Believe it or not, the District of Columbia is moving closer to passing a positive tax reform package that would slim the City’s fattened coffers by $67 million each year while cutting income taxes for the vast majority of DC residents. It would also lower the death tax. It’s not a perfect plan, but it’s far superior to what we’re accustomed to seeing in DC. The District’s government needs to be put on a diet, and this proposal would help.
By now, most DC residents have probably heard about the “fitness tax” scare that some local gyms have ginned up to squash support for the proposed reforms. This line of argument deserves closer scrutiny.

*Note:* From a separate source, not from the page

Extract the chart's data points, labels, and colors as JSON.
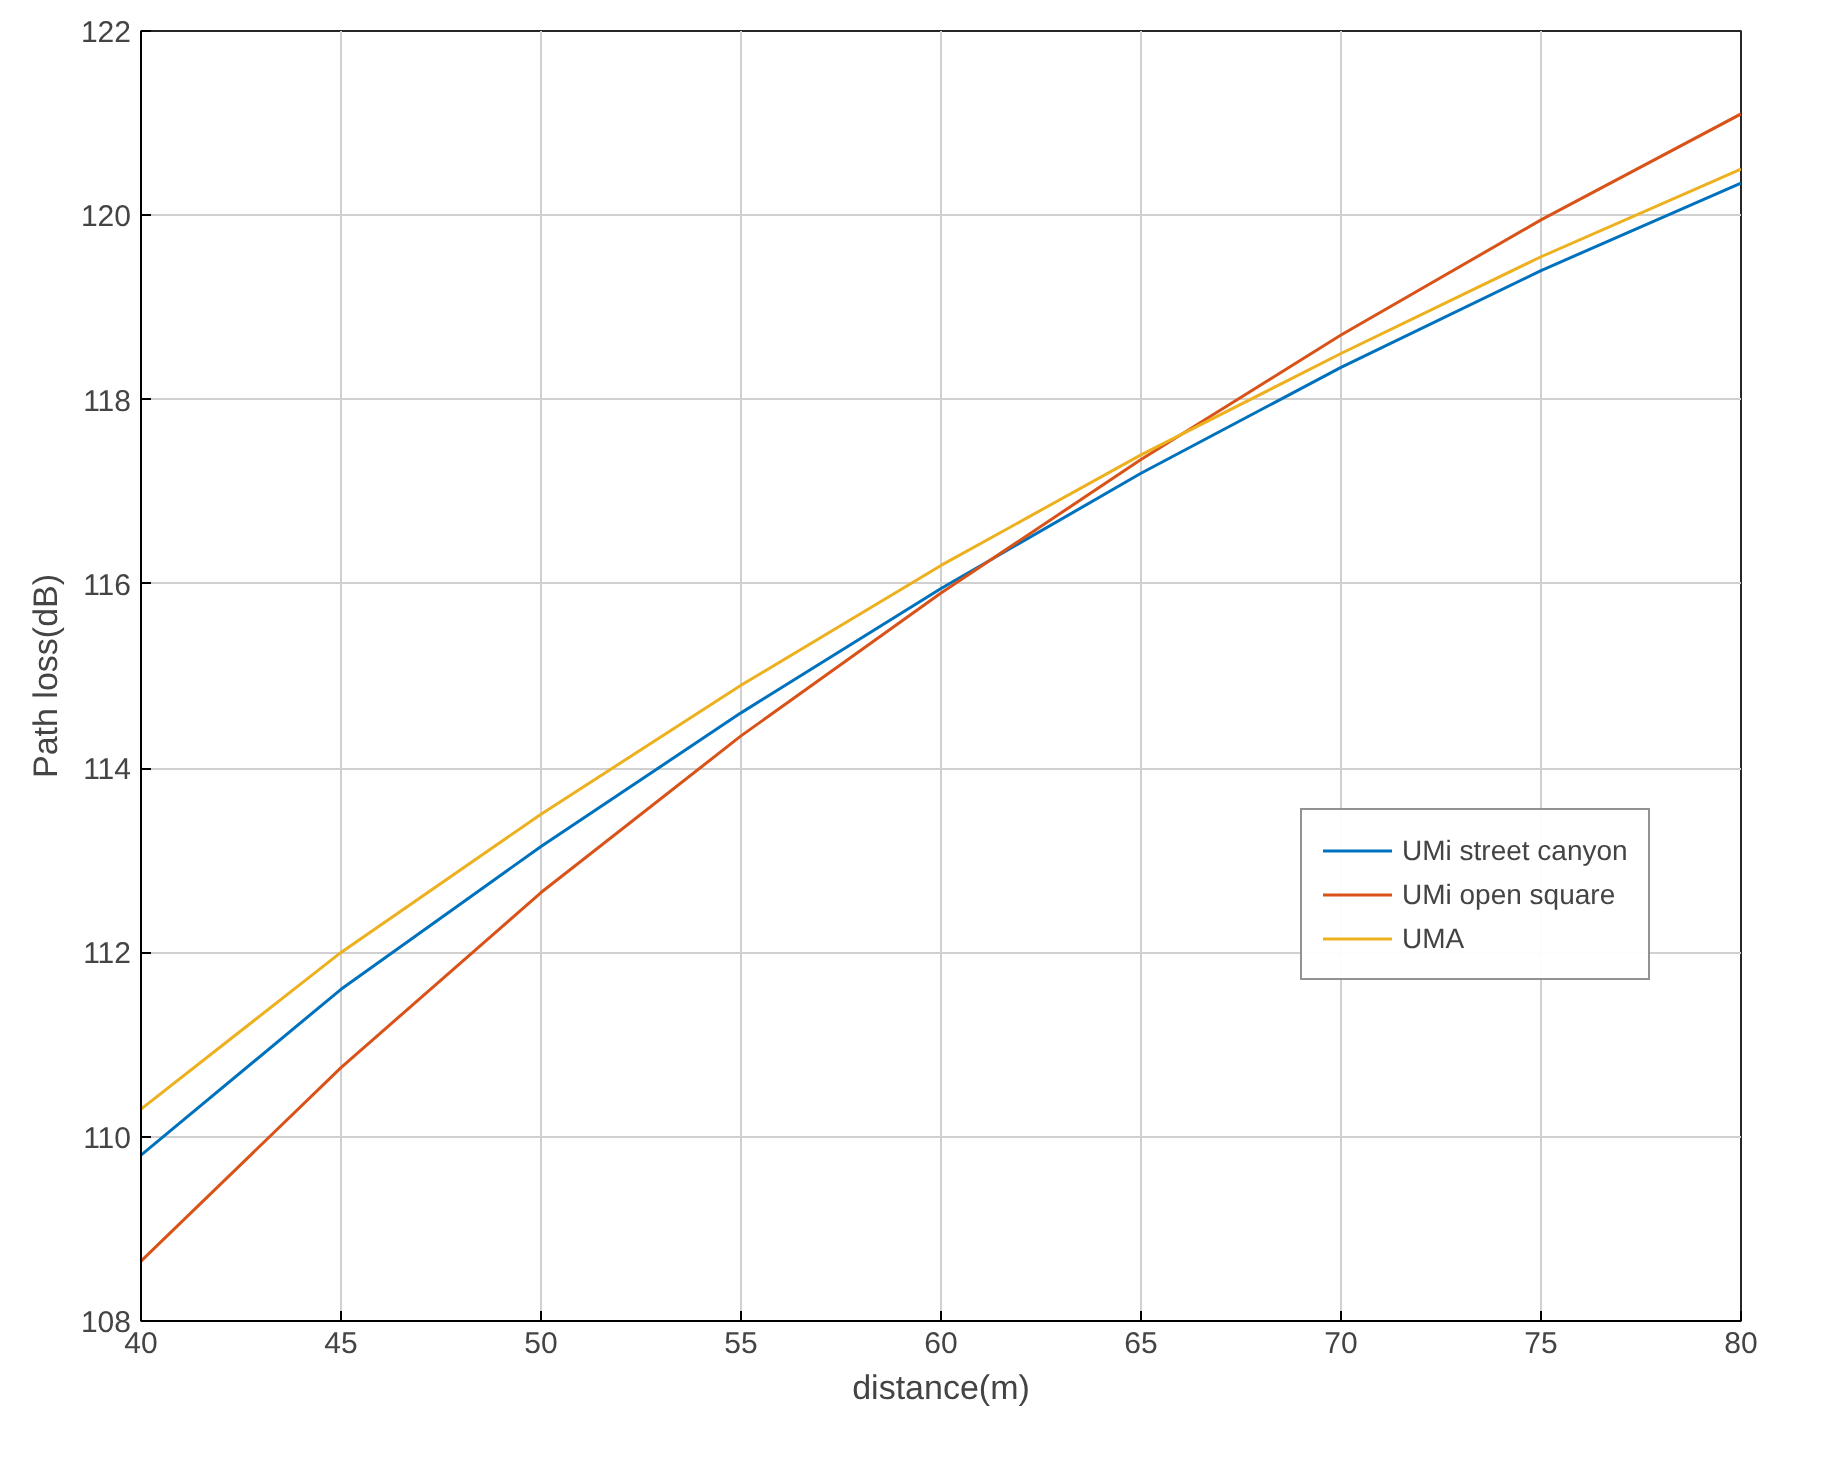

Health clubs are currently excluded from the 5.75 percent DC sales tax, as are carpet and upholstery cleaning services, car washes, tanning studios, bottled water home delivery, bowling alleys, and billiard parlors. The sales tax would be expanded to each of these services. As the DC Fiscal Policy Institute explained, “The Council’s tax package doesn’t create a special tax on health clubs but instead includes them in the basic sales tax.”
Raising taxes on businesses and their customers – without lowering other taxes by a greater amount – would be a bad idea. That’s especially the case if a product or service is being targeted with high rates. Taxpayers and businesses should likewise beware of big-government tax collection schemes masquerading as “fairness” or “reform,” like the misguided Marketplace Fairness Act.
But that’s not quite what’s happening here. The net result of the tax package would be less for the DC Taxman overall. Sure, gym members might pay an extra four bucks a month to go to the gym, but on average, they would also save a cool $400 per year on their income tax tab. It’s a tradeoff similar to what we saw last year, when North Carolina enacted its historic, pro-growth tax reform plan, which featured income tax cuts made possible by expanding the sales tax base. Given the choice, I’d gladly pay a little more in sales taxes if it means the government took a smaller bite out of my paycheck, leaving me with more money in my pocket than I’d have under current tax laws. Nearly everyone I know living in the District feels the same. And in the end, a lower income tax bill leaves consumers with more to spend at local businesses anyway.
While the DC package wisely broadens the sales tax base and treats more goods and services equally, it moves in the wrong direction on vapor products. The plan would miscategorize e-cigarettes as “other tobacco products” (OTP), even though they contain no tobacco. It would then tax OTP products at the same rate as traditional analog cigarettes, which frustratingly means that vapor products, which are a safer alternative to smoking, will become much pricier. This could lead District “vapers” to stick with traditional cigarettes (which doesn’t bode well for public health).
While higher taxes on e-cigarettes would be disappointing if it remains in the final proposal, other elements in the overall package (the income tax cuts) would provide a nice boost for nearly all DC residents. Taxpayers in DC should carefully examine the claims about the gym tax by heading over to the Tax Foundation’s blog, getting informed, and speaking up in favor of pro-growth reform done the right way.